The RIFs of 8 NH units and 8 HI units illustrate how units in each CF/FRA category responded to CF tones and noise bursts that varied in intensity. Each of these RIFs was smoothed using a 3 intensity moving average in the same manner as the rest of the RIFs in the sample. The RIFs for the units with sharp (S) FRAs were displayed using inverted triangles, with the solid lines representing the fitted functions. Broad (B) FRAs are indicated by squares and dashed lines. RIFs obtained from NH IC are in gray, and RIFs obtained from HI IC are in black. The spike count tick labels were included on the right for ease of reading. a) The low/broad units’ tone-RIFs are shifted to the right of the low/sharp units’ tone-RIFs for both the NH and HI units. b) The NH low/broad units’ noise-RIF has the lowest response of any noise-RIF in this category. c) These high-CF tone-RIFs resemble those of the low CF units. d) The HI high/broad unit had the strongest noise response of the high-CF units shown here, and the noise-RIF of the NH high/sharp unit lay farthest to the right.

Fig. 5

These average RIFs represent the central tendency of all the units in each CF/FRA category for the NH and the HI data.

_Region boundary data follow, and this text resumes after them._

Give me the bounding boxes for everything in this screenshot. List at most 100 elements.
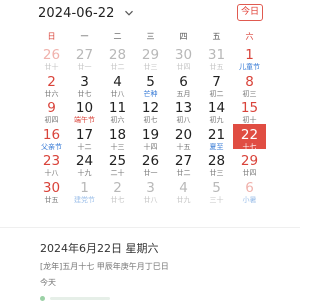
day-number: 13	[174, 100, 193, 116]
weekday-label: 三	[146, 32, 155, 41]
calendar-app: 2024-06-22 今日 日一二三四五六 26 廿十 27 廿一 28 廿二 29 廿三 30…	[0, 0, 300, 301]
day-number: 3	[146, 179, 155, 196]
day-cell[interactable]: 27 廿一	[68, 44, 101, 71]
lunar-day-label: 廿八	[143, 195, 158, 204]
weekday-label: 二	[113, 32, 122, 41]
selected-date-title: 2024年6月22日 星期六	[40, 242, 159, 255]
day-cell[interactable]: 8 初三	[233, 71, 266, 98]
day-cell[interactable]: 23 十八	[35, 150, 68, 177]
lunar-day-label: 小暑	[242, 195, 257, 204]
day-number: 15	[240, 100, 259, 116]
day-cell[interactable]: 7 初二	[200, 71, 233, 98]
day-cell[interactable]: 30 廿四	[167, 44, 200, 71]
day-number: 9	[47, 100, 56, 116]
day-number: 26	[42, 47, 61, 63]
day-cell[interactable]: 20 十五	[167, 124, 200, 151]
day-cell-selected[interactable]: 22 十七	[233, 123, 266, 151]
day-cell[interactable]: 14 初九	[200, 97, 233, 124]
lunar-day-label: 廿七	[110, 195, 125, 204]
day-cell[interactable]: 1 建党节	[68, 177, 101, 204]
day-cell[interactable]: 21 夏至	[200, 124, 233, 151]
day-number: 17	[75, 126, 94, 143]
day-cell[interactable]: 2 廿六	[35, 71, 68, 98]
day-cell[interactable]: 12 初七	[134, 97, 167, 124]
day-number: 10	[75, 100, 94, 116]
day-number: 27	[75, 47, 94, 63]
day-cell[interactable]: 31 廿五	[200, 44, 233, 71]
day-cell[interactable]: 30 廿五	[35, 177, 68, 204]
day-cell[interactable]: 18 十三	[101, 124, 134, 151]
month-selector[interactable]: 2024-06-22	[38, 4, 134, 22]
day-number: 6	[179, 73, 188, 90]
day-cell[interactable]: 16 父亲节	[35, 124, 68, 151]
day-cell[interactable]: 4 廿八	[101, 71, 134, 98]
day-number: 29	[141, 47, 160, 63]
day-number: 7	[212, 73, 221, 90]
day-cell[interactable]: 2 廿七	[101, 177, 134, 204]
day-number: 6	[245, 179, 254, 196]
day-cell[interactable]: 9 初四	[35, 97, 68, 124]
today-button[interactable]: 今日	[237, 4, 263, 21]
day-number: 1	[245, 47, 254, 63]
weekday-label: 日	[47, 32, 56, 41]
weekday-label: 六	[245, 32, 254, 41]
day-cell[interactable]: 6 小暑	[233, 177, 266, 204]
weekday-header-row: 日一二三四五六	[35, 31, 266, 43]
day-cell[interactable]: 26 廿一	[134, 150, 167, 177]
day-number: 21	[207, 126, 226, 143]
weekday-label: 一	[80, 32, 89, 41]
day-number: 28	[108, 47, 127, 63]
day-cell[interactable]: 28 廿二	[101, 44, 134, 71]
day-cell[interactable]: 29 廿三	[134, 44, 167, 71]
weekday-label: 四	[179, 32, 188, 41]
day-cell[interactable]: 5 芒种	[134, 71, 167, 98]
lunar-day-label: 三十	[209, 195, 224, 204]
day-cell[interactable]: 15 初十	[233, 97, 266, 124]
day-cell[interactable]: 27 廿二	[167, 150, 200, 177]
lunar-date-text: [龙年]五月十七 甲辰年庚午月丁巳日	[40, 262, 169, 271]
day-number: 26	[141, 153, 160, 169]
current-month-label: 2024-06-22	[38, 5, 115, 21]
day-cell[interactable]: 13 初八	[167, 97, 200, 124]
day-cell[interactable]: 26 廿十	[35, 44, 68, 71]
day-number: 4	[179, 179, 188, 196]
lunar-day-label: 建党节	[74, 195, 95, 204]
today-label: 今天	[40, 278, 56, 287]
day-cell[interactable]: 3 廿八	[134, 177, 167, 204]
day-number: 22	[240, 126, 259, 143]
day-cell[interactable]: 29 廿四	[233, 150, 266, 177]
day-cell[interactable]: 6 五月	[167, 71, 200, 98]
day-number: 11	[108, 100, 127, 116]
day-number: 20	[174, 126, 193, 143]
day-cell[interactable]: 10 端午节	[68, 97, 101, 124]
day-number: 24	[75, 153, 94, 169]
day-number: 23	[42, 153, 61, 169]
day-cell[interactable]: 19 十四	[134, 124, 167, 151]
day-cell[interactable]: 28 廿三	[200, 150, 233, 177]
day-cell[interactable]: 5 三十	[200, 177, 233, 204]
day-number: 4	[113, 73, 122, 90]
day-cell[interactable]: 1 儿童节	[233, 44, 266, 71]
day-number: 1	[80, 179, 89, 196]
day-number: 30	[42, 179, 61, 196]
day-number: 14	[207, 100, 226, 116]
event-list-item[interactable]	[40, 293, 260, 301]
day-number: 27	[174, 153, 193, 169]
day-number: 5	[212, 179, 221, 196]
day-number: 25	[108, 153, 127, 169]
calendar-grid: 26 廿十 27 廿一 28 廿二 29 廿三 30 廿四 31 廿五 1 儿童节 2 廿六 3 廿七 4 廿八 5 芒种…	[35, 44, 266, 204]
day-number: 29	[240, 153, 259, 169]
day-cell[interactable]: 25 二十	[101, 150, 134, 177]
day-cell[interactable]: 11 初六	[101, 97, 134, 124]
day-cell[interactable]: 3 廿七	[68, 71, 101, 98]
day-number: 30	[174, 47, 193, 63]
day-number: 3	[80, 73, 89, 90]
event-dot-icon	[40, 296, 45, 301]
calendar-header: 2024-06-22 今日	[0, 0, 300, 26]
day-number: 18	[108, 126, 127, 143]
day-cell[interactable]: 4 廿九	[167, 177, 200, 204]
day-number: 2	[47, 73, 56, 90]
day-cell[interactable]: 24 十九	[68, 150, 101, 177]
divider	[0, 227, 300, 228]
day-cell[interactable]: 17 十二	[68, 124, 101, 151]
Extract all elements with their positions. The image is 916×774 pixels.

Each average RIF was constructed by plotting the count and intensity value at which the mean data, averaged for all units within the category, reached the 10%, 50%, and 90% points, and fitting those data points with a sigmoid function. Averages were calculated separately for NH and HI data, broad and sharp RIFs, and for CF tone and noise RIFs. The spike count tick labels were included on the right for ease of reading. The means for the units with sharp FRAs (S) were displayed using inverted triangles, with the solid lines representing the fitted functions. Broad FRAs (B) are indicated by squares and dashed lines. RIFs obtained from NH IC are in gray, and RIFs obtained from HI IC are in black. The minimum and maximum counts are themselves averages as described in the methods. a) The tone RIFs of the low/broad units RIFs were shifted to the right of the tone RIFs of the low/sharp units. There were no differences between the NH and HI mice and no systematic differences in the spike counts. b) The noise RIFs of NH low/broad units have striking low 50% and maximum spike counts. c) The tone RIFs of the high-CF units resemble those of the low-CF units. d) The noise RIFs of the HI high/broad units shifted to right of the HI high/sharp RIFs but the NH high/sharp RIFs were not shifted relative to the NH high/broad RIFs. The HI high/sharp RIFs had lower 50% and maximum counts than the other high CF noise RIFs. Note that, because of the hearing loss, there are more low frequency CFs in the HI mice.

Fig. 6

a) The proportion of nonmonotonic units for noise RIFs from low/broad units is indicated by the black bar. The gray bars show the proportion of nonmonotonic units in each of the other CF/FRA categories (low/sharp noise RIFs, high/sharp noise RIFs, low/sharp tone RIFs, high/sharp tone RIFs, low/broad tone RIFs, high/broad tone RIFs, and high/broad noise RIFs), ordered in descending proportions. The number above each bar is the mean maximum count in that category. The asterisks indicate the categories with proportions that are significantly different from the black bar (p<.05). Note that the low-CFs broad-FRA units (black bar) had a high proportion of nonmonotonic units and the lowest maximum count. b) The proportion of nonmonotonic units in the noise RIFs produced by low/broad units is indicated by the black bar. This proportion was significantly lower than among noise RIFs produced by low/sharp units, as indicated by the gray bar with the asterisk. The other gray bars show the proportion of nonmonotonic units in each of the other categories, ordered as in Fig. 6a. Among high-CF units, the sharp-FRA units had more nonmonotonic noise-RIFs (the gray bars marked by X’s) and tone-RIFs (the gray bars marked by filled circles) than the broad-FRA units. As in Fig. 6a, the numbers above the bars are the mean maximum counts in each category. Again, the rollover coefficient decreased (more nonmonotonic) with the maximum count.